You almost never answered my phone calls without a joke.

“Hey Dad, it’s me” I’d say, knowing you’d recognize my voice.
“Me who?”
“It’s Bonnie, Dad.”
“No, I’m Dad.”

“Dad!” At this point I’d huff and we’d be able to begin our conversation. Sometimes you made me clarify that I was your daughter, and not just your daughter, but your middle daughter. Even if the words were sometimes different, the pattern was always the same. Sometimes I’d answer your question with “your daughter” and you’d follow that with “which one?” You always knew it was me, but it didn’t matter. Life was just a little more fun for you if you could yank my chain a bit.

When the girls and I were kids, you reveled in tormenting us in little ways. You’d come down from the shower with your beard still wet–your beard was epic in the 1980s Dad, garnering comparisons to Grizzly Adams and Jerry Garcia–and stand over us and shake your head, sprinkling cold droplets on us while we shrieked. You’d drink a glass of milk and then perform your disgusting dribbling spit trick. You’d take off your stinky, horrible, sweaty socks at the end of a day out working in the field and throw them at us, hoping we’d be forced to take a big whiff of them. One night, when I struggled to stay awake, you took a magic marker and wrote “I am not asleep” in your neat block letters across the bottom of my foot. I didn’t wake up while you were doing it and you felt triumphant that you’d proved your point.
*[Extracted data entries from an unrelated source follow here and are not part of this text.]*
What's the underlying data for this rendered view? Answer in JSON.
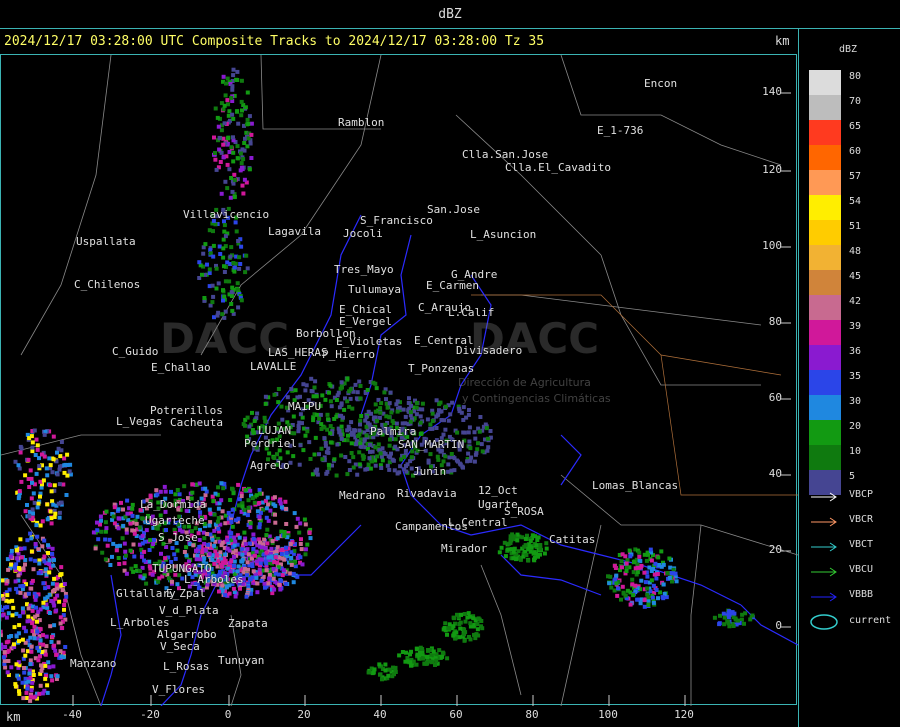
{
  "title": "dBZ",
  "header": "2024/12/17 03:28:00 UTC Composite Tracks to 2024/12/17 03:28:00 Tz 35",
  "km_label": "km",
  "y_ticks": [
    "140",
    "120",
    "100",
    "80",
    "60",
    "40",
    "20",
    "0"
  ],
  "x_ticks": [
    "-40",
    "-20",
    "0",
    "20",
    "40",
    "60",
    "80",
    "100",
    "120"
  ],
  "places": [
    "Encon",
    "E_1-736",
    "Ramblon",
    "Clla.San.Jose",
    "Clla.El_Cavadito",
    "San.Jose",
    "S_Francisco",
    "Jocoli",
    "L_Asuncion",
    "Uspallata",
    "Villavicencio",
    "Lagavila",
    "Tres_Mayo",
    "G_Andre",
    "Tulumaya",
    "E_Carmen",
    "C_Chilenos",
    "E_Chical",
    "E_Vergel",
    "C_Araujo",
    "L.Calif",
    "Borbollon",
    "E_Central",
    "E_Violetas",
    "Divisadero",
    "P_Hierro",
    "C_Guido",
    "E_Challao",
    "LAVALLE",
    "LAS_HERAS",
    "T_Ponzenas",
    "Potrerillos",
    "L_Vegas",
    "Cacheuta",
    "Perdriel",
    "Agrelo",
    "MAIPU",
    "LUJAN",
    "Palmira",
    "SAN_MARTIN",
    "Rivadavia",
    "Medrano",
    "Junin",
    "12_Oct",
    "S_ROSA",
    "Lomas_Blancas",
    "Campamentos",
    "L_Central",
    "Ugarte",
    "Mirador",
    "Catitas",
    "TUPUNGATO",
    "L_Arboles",
    "S_Jose",
    "E_Zpal",
    "V_d_Plata",
    "Zapata",
    "L_Arboles",
    "Algarrobo",
    "V_Seca",
    "Manzano",
    "Tunuyan",
    "L_Rosas",
    "V_Flores",
    "Gltallary",
    "Ugarteche",
    "La_Dormida"
  ],
  "watermark": "DACC",
  "watermark_sub": [
    "Dirección de Agricultura",
    "y Contingencias Climáticas"
  ],
  "legend": {
    "title": "dBZ",
    "levels": [
      {
        "v": "80",
        "c": "#dcdcdc"
      },
      {
        "v": "70",
        "c": "#bdbdbd"
      },
      {
        "v": "65",
        "c": "#ff3a1f"
      },
      {
        "v": "60",
        "c": "#ff6600"
      },
      {
        "v": "57",
        "c": "#ff9955"
      },
      {
        "v": "54",
        "c": "#ffee00"
      },
      {
        "v": "51",
        "c": "#ffcc00"
      },
      {
        "v": "48",
        "c": "#f2b233"
      },
      {
        "v": "45",
        "c": "#d0843a"
      },
      {
        "v": "42",
        "c": "#c86a90"
      },
      {
        "v": "39",
        "c": "#d0189a"
      },
      {
        "v": "36",
        "c": "#8a1ad0"
      },
      {
        "v": "35",
        "c": "#2b45e8"
      },
      {
        "v": "30",
        "c": "#1f88e0"
      },
      {
        "v": "20",
        "c": "#129a12"
      },
      {
        "v": "10",
        "c": "#0f7a0f"
      },
      {
        "v": "5",
        "c": "#454592"
      }
    ],
    "tracks": [
      {
        "name": "VBCP",
        "c": "#ffffff"
      },
      {
        "name": "VBCR",
        "c": "#ff9966"
      },
      {
        "name": "VBCT",
        "c": "#33cccc"
      },
      {
        "name": "VBCU",
        "c": "#33cc33"
      },
      {
        "name": "VBBB",
        "c": "#2222ff"
      }
    ],
    "current": {
      "name": "current",
      "c": "#33cccc"
    }
  }
}
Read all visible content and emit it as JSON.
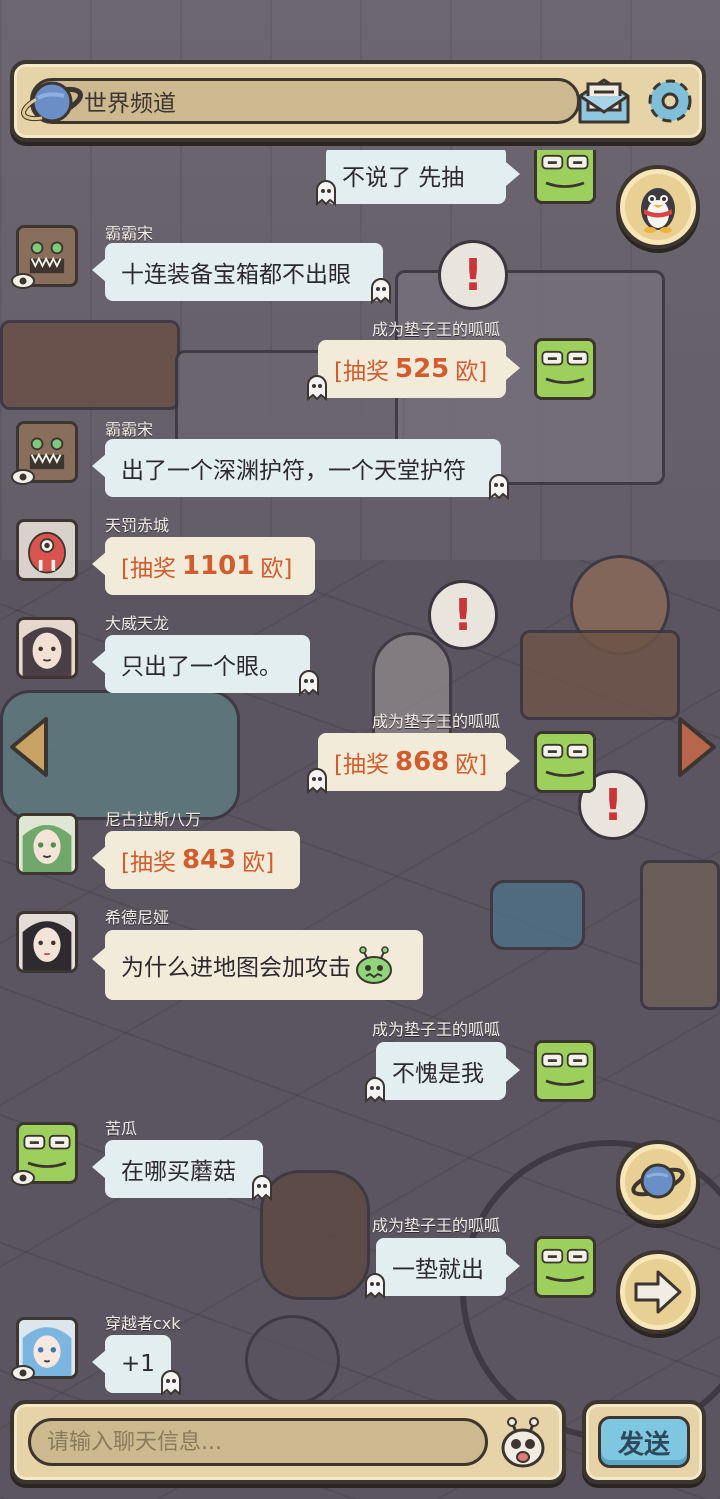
{
  "header": {
    "channel_title": "世界频道"
  },
  "messages": [
    {
      "side": "right",
      "user": "",
      "avatar": "frog",
      "type": "text",
      "text": "不说了    先抽"
    },
    {
      "side": "left",
      "user": "霸霸宋",
      "avatar": "monster",
      "type": "text",
      "text": "十连装备宝箱都不出眼"
    },
    {
      "side": "right",
      "user": "成为垫子王的呱呱",
      "avatar": "frog",
      "type": "lottery",
      "prefix": "[抽奖",
      "amount": "525",
      "suffix": "欧]"
    },
    {
      "side": "left",
      "user": "霸霸宋",
      "avatar": "monster",
      "type": "text",
      "text": "出了一个深渊护符，一个天堂护符"
    },
    {
      "side": "left",
      "user": "天罚赤城",
      "avatar": "red-beast",
      "type": "lottery",
      "prefix": "[抽奖",
      "amount": "1101",
      "suffix": "欧]"
    },
    {
      "side": "left",
      "user": "大威天龙",
      "avatar": "girl-dark",
      "type": "text",
      "text": "只出了一个眼。"
    },
    {
      "side": "right",
      "user": "成为垫子王的呱呱",
      "avatar": "frog",
      "type": "lottery",
      "prefix": "[抽奖",
      "amount": "868",
      "suffix": "欧]"
    },
    {
      "side": "left",
      "user": "尼古拉斯八万",
      "avatar": "girl-green",
      "type": "lottery",
      "prefix": "[抽奖",
      "amount": "843",
      "suffix": "欧]"
    },
    {
      "side": "left",
      "user": "希德尼娅",
      "avatar": "girl-black",
      "type": "text",
      "text": "为什么进地图会加攻击"
    },
    {
      "side": "right",
      "user": "成为垫子王的呱呱",
      "avatar": "frog",
      "type": "text",
      "text": "不愧是我"
    },
    {
      "side": "left",
      "user": "苦瓜",
      "avatar": "frog",
      "type": "text",
      "text": "在哪买蘑菇"
    },
    {
      "side": "right",
      "user": "成为垫子王的呱呱",
      "avatar": "frog",
      "type": "text",
      "text": "一垫就出"
    },
    {
      "side": "left",
      "user": "穿越者cxk",
      "avatar": "girl-blue",
      "type": "text",
      "text": "+1"
    }
  ],
  "input": {
    "placeholder": "请输入聊天信息..."
  },
  "send_label": "发送",
  "icons": {
    "channel": "planet-icon",
    "mail": "mail-icon",
    "settings": "gear-icon",
    "qq": "penguin-icon",
    "world": "planet-icon",
    "next": "arrow-right-icon",
    "emoji": "bug-emoji-icon"
  },
  "colors": {
    "panel": "#e6d3a8",
    "outline": "#3d3530",
    "bubble": "#e3eef0",
    "lottery_bubble": "#f3ebd9",
    "lottery_text": "#d05d2d",
    "send": "#7fc6e0"
  }
}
As exasperating as you could be, you teased us because it was one of the ways you told us you loved us. You weren’t a man who spent a lot of time with his heart on his sleeve; I can only remember you crying 2 or 3 times in my entire life. Sometimes you had no idea what to do with me, your super emotional middle child. But I’ve always known how much you loved me, how much you loved all three of us, and how thrilled you were that you were our Dad. I’ve never, not once, doubted how much you wanted us girls, how proud you were. Our relationship wasn’t perfect, but I love you with a fierceness and in a way I know I’ll never love anyone else. Because you are my not just my father, you’re my Dad, and no one will ever fill this gap in my heart. I miss you.